Le débat suscité en RDC sur les réformes du système électoral et le renouvellement de la CENI s’est emballé la semaine dernière suite à la proposition du député national PPRD-FCC Alphonse Ngoyi Kasanji suggérant que le président de la République soit désormais élu au suffrage indirect par un corps électoral composé de députés nationaux et sénateurs.
Ce type d’élections qui n’est pas une nouveauté en Afrique permettra, selon l’ancien gouverneur du Kasaï-Oriental, de réduire les dépenses liées aux élections et d’épargner les Congolais des contestations post-électorales ainsi que les éternelles crises de légitimité qui rythment de manière ininterrompue la vie politique au pays depuis les scrutins de 2006.

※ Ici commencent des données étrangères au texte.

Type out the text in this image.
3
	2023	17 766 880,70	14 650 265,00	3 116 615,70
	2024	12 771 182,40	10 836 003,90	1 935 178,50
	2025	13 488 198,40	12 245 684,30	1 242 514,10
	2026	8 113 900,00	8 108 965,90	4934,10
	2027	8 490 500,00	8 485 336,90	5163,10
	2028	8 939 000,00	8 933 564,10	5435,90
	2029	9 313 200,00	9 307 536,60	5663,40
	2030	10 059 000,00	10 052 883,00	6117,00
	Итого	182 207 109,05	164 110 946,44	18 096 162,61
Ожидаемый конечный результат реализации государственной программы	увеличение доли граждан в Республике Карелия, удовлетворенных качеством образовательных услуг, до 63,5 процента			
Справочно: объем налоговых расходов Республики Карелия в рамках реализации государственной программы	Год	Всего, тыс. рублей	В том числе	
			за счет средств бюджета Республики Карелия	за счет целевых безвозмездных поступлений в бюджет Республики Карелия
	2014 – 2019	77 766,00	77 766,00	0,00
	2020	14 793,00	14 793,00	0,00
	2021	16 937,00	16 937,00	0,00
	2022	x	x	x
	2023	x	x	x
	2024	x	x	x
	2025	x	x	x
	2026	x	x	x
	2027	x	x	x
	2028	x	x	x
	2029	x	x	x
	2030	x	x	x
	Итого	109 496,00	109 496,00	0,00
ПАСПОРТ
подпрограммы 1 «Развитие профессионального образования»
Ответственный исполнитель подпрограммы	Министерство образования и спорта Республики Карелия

Plusieurs voix se sont élevées aussitôt pour contredire Ngoyi Kasanji en affirmant notamment que cette proposition était un recul démocratique pour le Congo-Kinshasa, 60 ans après son indépendance. Une aberration !
En même temps, curieusement, personne n’a ouvert le débat sur le principe même de cette initiative d’un parlementaire qui consiste tout simplement à discuter de manière démocratique des avantages et inconvénients quant au changement du système actuel du vote du président de la République au suffrage universel direct. Plutôt, l’essentiel des réactions aussi virulentes que déroutantes se font autour de la proposition de l’élu de Mbuji-Mayi sur le fait qu’il s’agit «en réalité un ballon d’essai du FCC dont il est membre pour tester si le peuple va adhérer à cette démarche», comme s’il y a des élus qui peuvent librement proposer des lois et d’autres non.
Aussi, l’on devrait s’intérroger sur l’intérêt des Congolais à s’accrocher à l’élection du président de la République au suffrage universel direct sans aucun argument pour réfuter la proposition d’un élu du peuple qui ne fait qu’accomplir son devoir de parlementaire en présentant les inconvénients d’un tel scrutin.
Par contre, certains y voient déjà la personnification du débat avec ingérance par les faits et gestes dans la vie privée de Ngoyi Kasanji, voire l’origine ethnique des candidats éventuels à l’élection présidentielle au lieu de privillégier le débat sur leurs projets de société pour convaincre leurs électeurs.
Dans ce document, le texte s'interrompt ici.